Talking shop
I don't know if you know of the $100 laptop project? It's the brainchild of Nicholas Negroponte, the founding chairman of the Massachusetts Institute of Technology's Media Lab, and it involves putting together a wind-up laptop which will cost less than $100 to be distributed to millions of schoolchildren, ostensibly in the developing world, in a bid to level the playing field a bit in today's economy. Very laudable.
Today, most feeds in the Mac section of my RSS reader are reporting that Apple offered to supply its operating system, Mac OS X, for the laptops completely free. Again, laudable.
The folks behind the project politely declined the offer, on the basis that Mac OS X isn't open source – click here for a definition if you're not a geek – and most of the Mac sites around the globe have been smacking their collective palm against their collective forehead and condemning Negroponte and his colleges for denying 'starving children in Africa' the chance to use super-duper Mac OS X (my quote marks).

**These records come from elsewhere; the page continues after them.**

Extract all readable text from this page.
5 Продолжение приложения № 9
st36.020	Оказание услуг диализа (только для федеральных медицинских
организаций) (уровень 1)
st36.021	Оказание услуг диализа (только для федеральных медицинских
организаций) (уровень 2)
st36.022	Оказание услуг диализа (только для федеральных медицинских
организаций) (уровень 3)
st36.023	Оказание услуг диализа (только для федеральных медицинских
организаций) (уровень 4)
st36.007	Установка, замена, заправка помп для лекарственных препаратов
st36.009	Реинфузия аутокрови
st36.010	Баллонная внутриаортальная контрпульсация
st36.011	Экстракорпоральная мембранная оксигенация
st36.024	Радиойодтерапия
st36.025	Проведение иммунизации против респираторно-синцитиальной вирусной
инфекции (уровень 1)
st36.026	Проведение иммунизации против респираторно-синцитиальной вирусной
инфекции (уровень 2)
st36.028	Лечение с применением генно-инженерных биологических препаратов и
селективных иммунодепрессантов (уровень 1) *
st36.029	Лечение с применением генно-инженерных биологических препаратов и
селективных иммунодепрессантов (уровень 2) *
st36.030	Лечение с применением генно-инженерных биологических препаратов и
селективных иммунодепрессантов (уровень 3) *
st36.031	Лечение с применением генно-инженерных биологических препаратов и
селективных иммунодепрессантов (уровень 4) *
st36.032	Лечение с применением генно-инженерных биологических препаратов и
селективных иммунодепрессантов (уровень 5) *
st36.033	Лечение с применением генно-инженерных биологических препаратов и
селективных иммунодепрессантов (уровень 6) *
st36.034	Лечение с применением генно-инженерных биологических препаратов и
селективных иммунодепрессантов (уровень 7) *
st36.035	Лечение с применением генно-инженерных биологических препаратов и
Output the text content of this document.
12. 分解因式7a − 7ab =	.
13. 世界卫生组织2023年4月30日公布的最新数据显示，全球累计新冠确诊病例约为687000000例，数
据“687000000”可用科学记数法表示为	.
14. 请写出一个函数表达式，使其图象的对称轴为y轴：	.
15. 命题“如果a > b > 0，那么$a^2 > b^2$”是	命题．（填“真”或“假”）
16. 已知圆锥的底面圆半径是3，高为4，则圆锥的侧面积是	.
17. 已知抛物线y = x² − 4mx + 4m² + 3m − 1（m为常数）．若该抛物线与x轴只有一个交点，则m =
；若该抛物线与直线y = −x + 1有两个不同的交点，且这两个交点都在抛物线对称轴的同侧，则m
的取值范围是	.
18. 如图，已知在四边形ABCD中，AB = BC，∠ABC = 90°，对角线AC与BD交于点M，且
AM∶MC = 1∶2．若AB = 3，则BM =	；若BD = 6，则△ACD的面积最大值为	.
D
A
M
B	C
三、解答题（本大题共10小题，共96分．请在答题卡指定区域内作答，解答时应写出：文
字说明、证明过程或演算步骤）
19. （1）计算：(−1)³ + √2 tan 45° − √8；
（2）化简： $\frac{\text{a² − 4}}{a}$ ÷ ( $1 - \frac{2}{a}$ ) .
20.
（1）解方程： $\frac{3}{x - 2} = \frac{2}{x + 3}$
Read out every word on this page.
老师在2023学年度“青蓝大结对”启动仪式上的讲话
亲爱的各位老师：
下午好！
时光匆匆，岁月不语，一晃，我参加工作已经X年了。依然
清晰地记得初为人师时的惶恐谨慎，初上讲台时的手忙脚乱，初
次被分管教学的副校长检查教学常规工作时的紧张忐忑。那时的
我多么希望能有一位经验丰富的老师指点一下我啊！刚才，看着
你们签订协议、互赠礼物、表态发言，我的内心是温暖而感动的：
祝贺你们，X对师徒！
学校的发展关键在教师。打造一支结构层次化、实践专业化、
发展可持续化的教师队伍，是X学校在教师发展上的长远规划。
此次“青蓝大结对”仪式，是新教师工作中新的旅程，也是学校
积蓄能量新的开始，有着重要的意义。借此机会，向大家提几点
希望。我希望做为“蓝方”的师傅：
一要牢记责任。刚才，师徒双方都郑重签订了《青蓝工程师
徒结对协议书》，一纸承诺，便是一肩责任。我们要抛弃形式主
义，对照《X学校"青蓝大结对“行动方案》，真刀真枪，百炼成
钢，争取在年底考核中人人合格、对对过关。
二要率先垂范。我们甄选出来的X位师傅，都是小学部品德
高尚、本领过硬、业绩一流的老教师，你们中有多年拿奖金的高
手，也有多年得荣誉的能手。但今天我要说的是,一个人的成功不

But here's the thing: although there's much in Mac OS X that is open source, the operating system is still, to all intents and purposes, a closed system. It can't as easily be adapted to a specific task, can't be as quickly fixed if a systemic flaw is discovered, and can't be worked on by legions of alpha geeks the world over.
The decision was entirely justified, but even so I imagine that it wasn't taken lightly. It would have been an interesting business move for Apple, and one which at a stroke would have radically improved its still-tiny market share, but it must have been very tempting for the $100 laptop coordinators.
Open source is not a panacea – it should coexist alongside commercial software – but the reaction of MacDailyNews to the story is misinformed and bigoted. (MDN, it should be pointed out, it the most rabidly pro-Apple site I know, even more so than Apple itself.)
To characterise open source software as a Ford Fiesta compared to a Lexus (ignoring the obvious observation that for a lot of people the Fiesta will be better suited, more econonical to run and less likely to get keyed while parked) is plain wrong. Open source software can be spectacularly polished and very easy to use – hell, OS X users use open source every time they fire up iChat, retrieve email or even just boot the operating system – never mind all the advantages inherent to a system that has thousands of individuals continually working on how to improve it. And bollocks to the suggestion that open source is patched up with 'Bondo'. No system is perfect, as the steady stream of security patches Apple itself issues for OS X proves.Here, have a Lexus for free. No thanks, we'd rather have this here Ford Fiesta. You can't tinker much with a Lexus, but the Fiesta's hood always seems to be open. Check this out, we put some big knobby tires on it, filled in the rust spots and holes with Bondo, took it to Earl Scheib and, voilą! All your Lexus does is smoothly go 150 mph without complaint. Plus, nobody can break into it and it just runs and runs and runs.
Most of those nice things you've just said about Mac OS X can be applied to most modern operating systems today, from Windows to Palm OS to Symbian. Standards such as USB Mass Storage, TCP/IP, Bluetooth and 802.11 are making these archaic notions of Why-The-Mac-Is-Better-Than-Anything-Else-You-Smell-Like-Pee-Anyway much less relevant.Wouldn't Mac OS X – which runs a wide range of polished applications, networks easily, accepts peripherals painlessly, is extremely secure, plus many other reasons – work best for such a project, especially if Jobs offered it for free? What a boneheaded decision to decline Apple's offer!
Absolutely, first intelligent thing you've said, though it must be noted that you're now promoting open source; what about the Lexus/Fiesta analogy? Darwin is a great, open source component of the Mac OS X experience. But, people, it's a component. Sure, open source bods can dick about with it to their heart's content, but stick Darwin on a £100 laptop and you ain't got Mac OS X.And what about Darwin? http://developer.apple.com/darwin/
So let's get a bit of perspective here. I am a Mac user, and for 80% of the time, that makes me a very happy bunny. But there's room for other operating systems, and frankly I'd be at least as excited about the idea of a $100 laptop running a Linux variant than one running Mac OS X. Guys, it's still windows, icons, menus and pointers. Your mum could use it. Have you ever used it?
There's a feeling among the Mac Faithful that Apple can do no wrong and that it's still a maverick company piloted by a bunch of feel-good hippies. Bollocks. Apple is a business. If it had the chance to be in Microsoft's place today, you can be damn sure it would be. Give it a monopoly on the $100 laptop – a project which is closer to socialist ideals than capitalist – and after a few years I'd be very surprised if they didn't start tightening the thumb screws a little. And, let's say this all together folks, if it's a closed system, nobody but the controlling company can dictate progress or direction for the operating system. By using open source, the $100 laptop can go wherever the needs take it.
In other news, I wholeheartedly endorse the reaction to über-twat Jason Kottke's comment about stickers made by the lovely folks at 37signals.